The origin of the phrase is quite well researched. It’s does not appear to be about race.

"Fairy Nuff always makes me think of Piers Anthony’s Xanth books.

There you find NightMares that leave hoofprints, Money really does grow on [silver] trees, and Xanthian children go nuts for eye scream, a popular frozen dessert made from the eyes of special birds. And Honeymoon is the go-to destination for newlyweds because it is the sweet, pretty side of the moon (as opposed to the ugly side, which is made of green cheese).

I’ve always had an issue with this one specifically.

My response is, “are there other periods of your past that you are able to get back?”

mmm

After about three years of overuse, I’m sick of “I ain’t gonna lie…”

I hope it will forever evoke the early 2020s — much as “groovy” evokes the late 1960s.

I mean, did anyone ask you to lie?

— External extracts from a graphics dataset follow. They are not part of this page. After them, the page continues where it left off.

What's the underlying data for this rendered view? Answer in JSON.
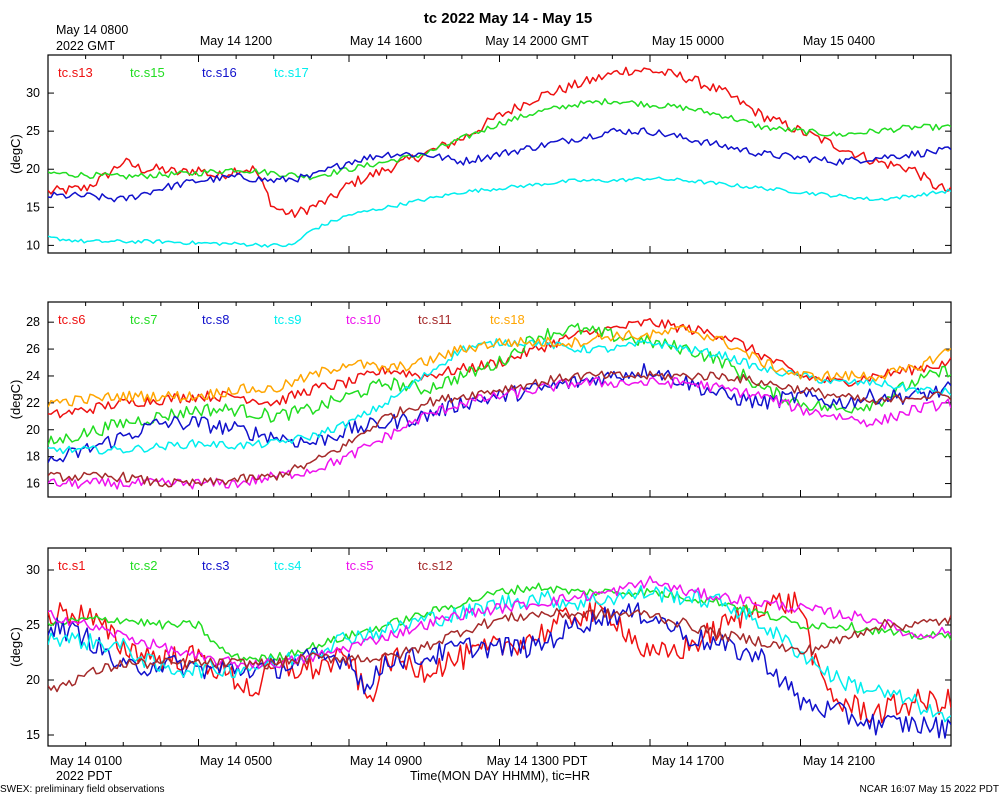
{
  "title": "tc 2022 May 14 - May 15",
  "top_axis": {
    "first_label_line1": "May 14 0800",
    "first_label_line2": "2022 GMT",
    "labels": [
      "May 14 1200",
      "May 14 1600",
      "May 14 2000 GMT",
      "May 15 0000",
      "May 15 0400"
    ]
  },
  "bottom_axis": {
    "labels": [
      "May 14 0100",
      "May 14 0500",
      "May 14 0900",
      "May 14 1300 PDT",
      "May 14 1700",
      "May 14 2100"
    ],
    "sub_label": "2022 PDT",
    "xlabel": "Time(MON DAY HHMM), tic=HR"
  },
  "footer": {
    "left": "SWEX: preliminary field observations",
    "right": "NCAR 16:07 May 15 2022 PDT"
  },
  "colors": {
    "red": "#ee1111",
    "green": "#22dd22",
    "blue": "#1111cc",
    "cyan": "#00eeee",
    "magenta": "#ee11ee",
    "brown": "#a52a2a",
    "orange": "#ffa500"
  },
  "chart_data": [
    {
      "type": "line",
      "ylabel": "(degC)",
      "ylim": [
        9,
        35
      ],
      "yticks": [
        10,
        15,
        20,
        25,
        30
      ],
      "x_unit": "hours since May 14 0800 GMT",
      "xlim": [
        0,
        24
      ],
      "series": [
        {
          "name": "tc.s13",
          "color": "red",
          "noise": 0.7,
          "x": [
            0,
            1,
            1.5,
            2,
            2.5,
            3,
            3.5,
            4,
            4.5,
            5,
            5.5,
            6,
            6.5,
            7,
            7.5,
            8,
            9,
            10,
            11,
            12,
            13,
            14,
            15,
            15.3,
            16,
            17,
            18,
            19,
            20,
            21,
            22,
            23,
            23.5,
            24
          ],
          "y": [
            17,
            17.5,
            19,
            21,
            20,
            20,
            19.5,
            20,
            19,
            20,
            20,
            15,
            14,
            15,
            16,
            18,
            20,
            22,
            24,
            27,
            29.5,
            31,
            32.5,
            33,
            33,
            32,
            30,
            27,
            25,
            23,
            21,
            20,
            18,
            17
          ]
        },
        {
          "name": "tc.s15",
          "color": "green",
          "noise": 0.4,
          "x": [
            0,
            2,
            4,
            5,
            6,
            7,
            8,
            9,
            10,
            11,
            12,
            13,
            14,
            15,
            16,
            17,
            18,
            19,
            20,
            21,
            22,
            23,
            24
          ],
          "y": [
            19.5,
            19,
            19.5,
            20,
            19.5,
            19,
            20,
            21,
            22,
            24,
            26,
            27.5,
            28.5,
            29,
            28.5,
            28,
            27,
            25.5,
            25,
            24.5,
            25,
            25.5,
            25.5
          ]
        },
        {
          "name": "tc.s16",
          "color": "blue",
          "noise": 0.5,
          "x": [
            0,
            1,
            2,
            3,
            4,
            5,
            6,
            7,
            8,
            9,
            10,
            11,
            12,
            13,
            14,
            15,
            16,
            17,
            18,
            19,
            20,
            21,
            22,
            23,
            24
          ],
          "y": [
            16.5,
            16.5,
            16,
            17.5,
            18.5,
            19,
            18.5,
            19,
            21,
            22,
            22,
            21,
            22,
            23,
            24,
            25,
            25,
            24,
            23,
            22,
            21.5,
            21,
            21.5,
            22,
            22.5
          ]
        },
        {
          "name": "tc.s17",
          "color": "cyan",
          "noise": 0.25,
          "x": [
            0,
            1,
            2,
            3,
            4,
            5,
            6,
            6.5,
            7,
            8,
            9,
            10,
            11,
            12,
            13,
            14,
            15,
            16,
            17,
            18,
            19,
            20,
            21,
            22,
            23,
            24
          ],
          "y": [
            11,
            10.5,
            10.5,
            10.5,
            10.3,
            10.2,
            10,
            10,
            12,
            14,
            15,
            16,
            17,
            17.5,
            18,
            18.5,
            18.5,
            18.8,
            18.5,
            18,
            17.5,
            17,
            16.5,
            16,
            16.5,
            17.2
          ]
        }
      ]
    },
    {
      "type": "line",
      "ylabel": "(degC)",
      "ylim": [
        15,
        29.5
      ],
      "yticks": [
        16,
        18,
        20,
        22,
        24,
        26,
        28
      ],
      "x_unit": "hours since May 14 0800 GMT",
      "xlim": [
        0,
        24
      ],
      "series": [
        {
          "name": "tc.s6",
          "color": "red",
          "noise": 0.4,
          "x": [
            0,
            2,
            4,
            5,
            6,
            7,
            8,
            9,
            10,
            11,
            12,
            13,
            14,
            15,
            16,
            17,
            18,
            19,
            20,
            21,
            22,
            23,
            24
          ],
          "y": [
            21,
            22,
            22.5,
            22.5,
            22,
            23,
            23.5,
            24.5,
            24,
            24.5,
            25,
            26,
            27,
            27.5,
            28,
            27.5,
            27,
            25.5,
            24,
            23.5,
            24,
            24.5,
            25
          ]
        },
        {
          "name": "tc.s7",
          "color": "green",
          "noise": 0.5,
          "x": [
            0,
            2,
            4,
            5,
            6,
            7,
            8,
            9,
            10,
            11,
            12,
            13,
            14,
            15,
            16,
            17,
            18,
            19,
            20,
            21,
            22,
            23,
            24
          ],
          "y": [
            19,
            20.5,
            21.5,
            21.5,
            21,
            21.5,
            22.5,
            23.5,
            23,
            24,
            25,
            27,
            27.5,
            27,
            26.5,
            26,
            25,
            23,
            22,
            21.5,
            22,
            23.5,
            24.5
          ]
        },
        {
          "name": "tc.s8",
          "color": "blue",
          "noise": 0.6,
          "x": [
            0,
            1,
            2,
            3,
            4,
            5,
            6,
            7,
            8,
            9,
            10,
            11,
            12,
            13,
            14,
            15,
            16,
            17,
            18,
            19,
            20,
            21,
            22,
            23,
            24
          ],
          "y": [
            17.5,
            18.5,
            19.5,
            20.5,
            20.5,
            20,
            19.5,
            19,
            20,
            20.5,
            21,
            22,
            22.5,
            23,
            23.5,
            24,
            24.5,
            23.5,
            22.5,
            22,
            22.5,
            22,
            22.5,
            22.5,
            23
          ]
        },
        {
          "name": "tc.s9",
          "color": "cyan",
          "noise": 0.3,
          "x": [
            0,
            2,
            4,
            5,
            6,
            7,
            8,
            9,
            10,
            11,
            12,
            13,
            14,
            15,
            16,
            17,
            18,
            19,
            20,
            21,
            22,
            23,
            24
          ],
          "y": [
            18.5,
            18.5,
            19,
            18.8,
            19,
            19.5,
            20.5,
            22,
            24,
            26,
            26.5,
            26.5,
            26,
            26,
            26.5,
            26,
            25.5,
            24.5,
            24,
            23.5,
            23.5,
            23,
            22.8
          ]
        },
        {
          "name": "tc.s10",
          "color": "magenta",
          "noise": 0.4,
          "x": [
            0,
            2,
            4,
            5,
            6,
            7,
            8,
            9,
            10,
            11,
            12,
            13,
            14,
            15,
            16,
            17,
            18,
            19,
            20,
            21,
            22,
            23,
            24
          ],
          "y": [
            16,
            16,
            16,
            16,
            16.5,
            17,
            18,
            19.5,
            21,
            22,
            22.5,
            23,
            23.5,
            23.5,
            23.5,
            23.5,
            23,
            22.5,
            21.5,
            21,
            20.5,
            21.5,
            22
          ]
        },
        {
          "name": "tc.s11",
          "color": "brown",
          "noise": 0.35,
          "x": [
            0,
            2,
            3,
            4,
            5,
            6,
            7,
            8,
            9,
            10,
            11,
            12,
            13,
            14,
            15,
            16,
            17,
            18,
            19,
            20,
            21,
            22,
            23,
            24
          ],
          "y": [
            16.5,
            16.5,
            16,
            16,
            16.3,
            16.5,
            17.5,
            19,
            21,
            22,
            22.5,
            23,
            23.5,
            24,
            24,
            24,
            24,
            24,
            23.5,
            23,
            22.5,
            22,
            22.5,
            22.5
          ]
        },
        {
          "name": "tc.s18",
          "color": "orange",
          "noise": 0.4,
          "x": [
            0,
            2,
            4,
            5,
            6,
            7,
            8,
            9,
            10,
            11,
            12,
            13,
            14,
            15,
            16,
            17,
            18,
            19,
            20,
            21,
            22,
            23,
            24
          ],
          "y": [
            22,
            22.5,
            22.5,
            23,
            23,
            24,
            25,
            24.5,
            25,
            26,
            26.5,
            26.5,
            26.5,
            27,
            27,
            27.5,
            26.5,
            25,
            24,
            24,
            24,
            24.5,
            26
          ]
        }
      ]
    },
    {
      "type": "line",
      "ylabel": "(degC)",
      "ylim": [
        14,
        32
      ],
      "yticks": [
        15,
        20,
        25,
        30
      ],
      "x_unit": "hours since May 14 0800 GMT",
      "xlim": [
        0,
        24
      ],
      "series": [
        {
          "name": "tc.s1",
          "color": "red",
          "noise": 1.2,
          "x": [
            0,
            1,
            2,
            3,
            4,
            5,
            5.5,
            6,
            7,
            8,
            8.5,
            9,
            10,
            11,
            12,
            13,
            14,
            15,
            16,
            17,
            18,
            19,
            20,
            20.5,
            21,
            22,
            23,
            24
          ],
          "y": [
            26,
            26,
            23,
            22,
            22,
            20,
            19,
            21,
            21,
            22,
            18,
            22,
            21,
            22,
            23,
            24,
            26,
            26,
            22,
            23,
            25,
            27,
            27,
            20,
            18,
            17,
            18,
            18
          ]
        },
        {
          "name": "tc.s2",
          "color": "green",
          "noise": 0.4,
          "x": [
            0,
            1,
            2,
            3,
            4,
            4.5,
            5,
            6,
            7,
            8,
            9,
            10,
            11,
            12,
            13,
            14,
            15,
            16,
            17,
            18,
            19,
            20,
            21,
            22,
            23,
            24
          ],
          "y": [
            25,
            25.5,
            25.5,
            25,
            25,
            23,
            22,
            22,
            23,
            24,
            25,
            26,
            27,
            28,
            28.5,
            28,
            28,
            28,
            27.5,
            27,
            26,
            25,
            25,
            24.5,
            24,
            24
          ]
        },
        {
          "name": "tc.s3",
          "color": "blue",
          "noise": 1.0,
          "x": [
            0,
            1,
            2,
            3,
            4,
            5,
            6,
            7,
            8,
            8.5,
            9,
            10,
            11,
            12,
            13,
            14,
            15,
            16,
            17,
            18,
            19,
            20,
            21,
            22,
            23,
            24
          ],
          "y": [
            25,
            24,
            21,
            21.5,
            21,
            21,
            21,
            22,
            22,
            19,
            22,
            22,
            23,
            23,
            23,
            25,
            26,
            26,
            24,
            23,
            22,
            18,
            17,
            16,
            16,
            15.5
          ]
        },
        {
          "name": "tc.s4",
          "color": "cyan",
          "noise": 0.8,
          "x": [
            0,
            1,
            2,
            3,
            4,
            5,
            6,
            7,
            8,
            9,
            10,
            11,
            12,
            13,
            14,
            15,
            16,
            17,
            18,
            19,
            20,
            21,
            22,
            23,
            24
          ],
          "y": [
            24,
            23.5,
            23,
            21,
            21,
            21,
            21.5,
            22.5,
            24,
            24.5,
            25.5,
            26,
            27,
            27.5,
            27,
            27.5,
            28,
            27.5,
            27,
            25,
            22.5,
            20,
            19,
            18,
            16
          ]
        },
        {
          "name": "tc.s5",
          "color": "magenta",
          "noise": 0.5,
          "x": [
            0,
            1,
            2,
            3,
            4,
            5,
            6,
            7,
            8,
            9,
            10,
            11,
            12,
            13,
            14,
            15,
            16,
            17,
            18,
            19,
            20,
            21,
            22,
            23,
            24
          ],
          "y": [
            26,
            25,
            24,
            23,
            22,
            21.5,
            21.5,
            22,
            23,
            24,
            25,
            26,
            26.5,
            27,
            27.5,
            28,
            29,
            28,
            27.5,
            27,
            26.5,
            26,
            25.5,
            24,
            24.5
          ]
        },
        {
          "name": "tc.s12",
          "color": "brown",
          "noise": 0.5,
          "x": [
            0,
            1,
            2,
            3,
            4,
            5,
            6,
            7,
            8,
            9,
            10,
            11,
            12,
            13,
            14,
            15,
            16,
            17,
            18,
            19,
            20,
            21,
            22,
            23,
            24
          ],
          "y": [
            19,
            20.5,
            21.5,
            21.5,
            21.5,
            21.5,
            21.5,
            22,
            22,
            22,
            23,
            24.5,
            25.5,
            26,
            26,
            26,
            26,
            25,
            24,
            23.5,
            22.5,
            23.5,
            25,
            25,
            25.5
          ]
        }
      ]
    }
  ]
}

Even suggest that you lie? Is it a post-Trump-presidency thing, where the default is now that you would lie, such that you must announce otherwise?

Virtually every day on the local news (yeah, I know) there is a story or three about a murder.

I know I’m morbid, but I always play a mental game of Spot the Cliche. I listen for variations of these three phrases:

  • We just want justice
  • He didn’t deserve this
  • We need closure

I sometimes get the trifecta.

mmm

Yeah, that’s usually code for “We need revenge”.

Life is short
“No, it’s not - it’s the longest experience you’ll ever have.” Someone around here said that and it stuck with me.

Obvious/Obviously
If something is obvious, there should be no need for the speaker to say that. By saying the word, the speaker is degrading the listener, assuming they’re stupid or not paying enough attention. If something is easily perceived, there should be no need to use this word.

I don’t have a dog in this fight.
I’ve heard, Not my monkey, not my circus. Zat better?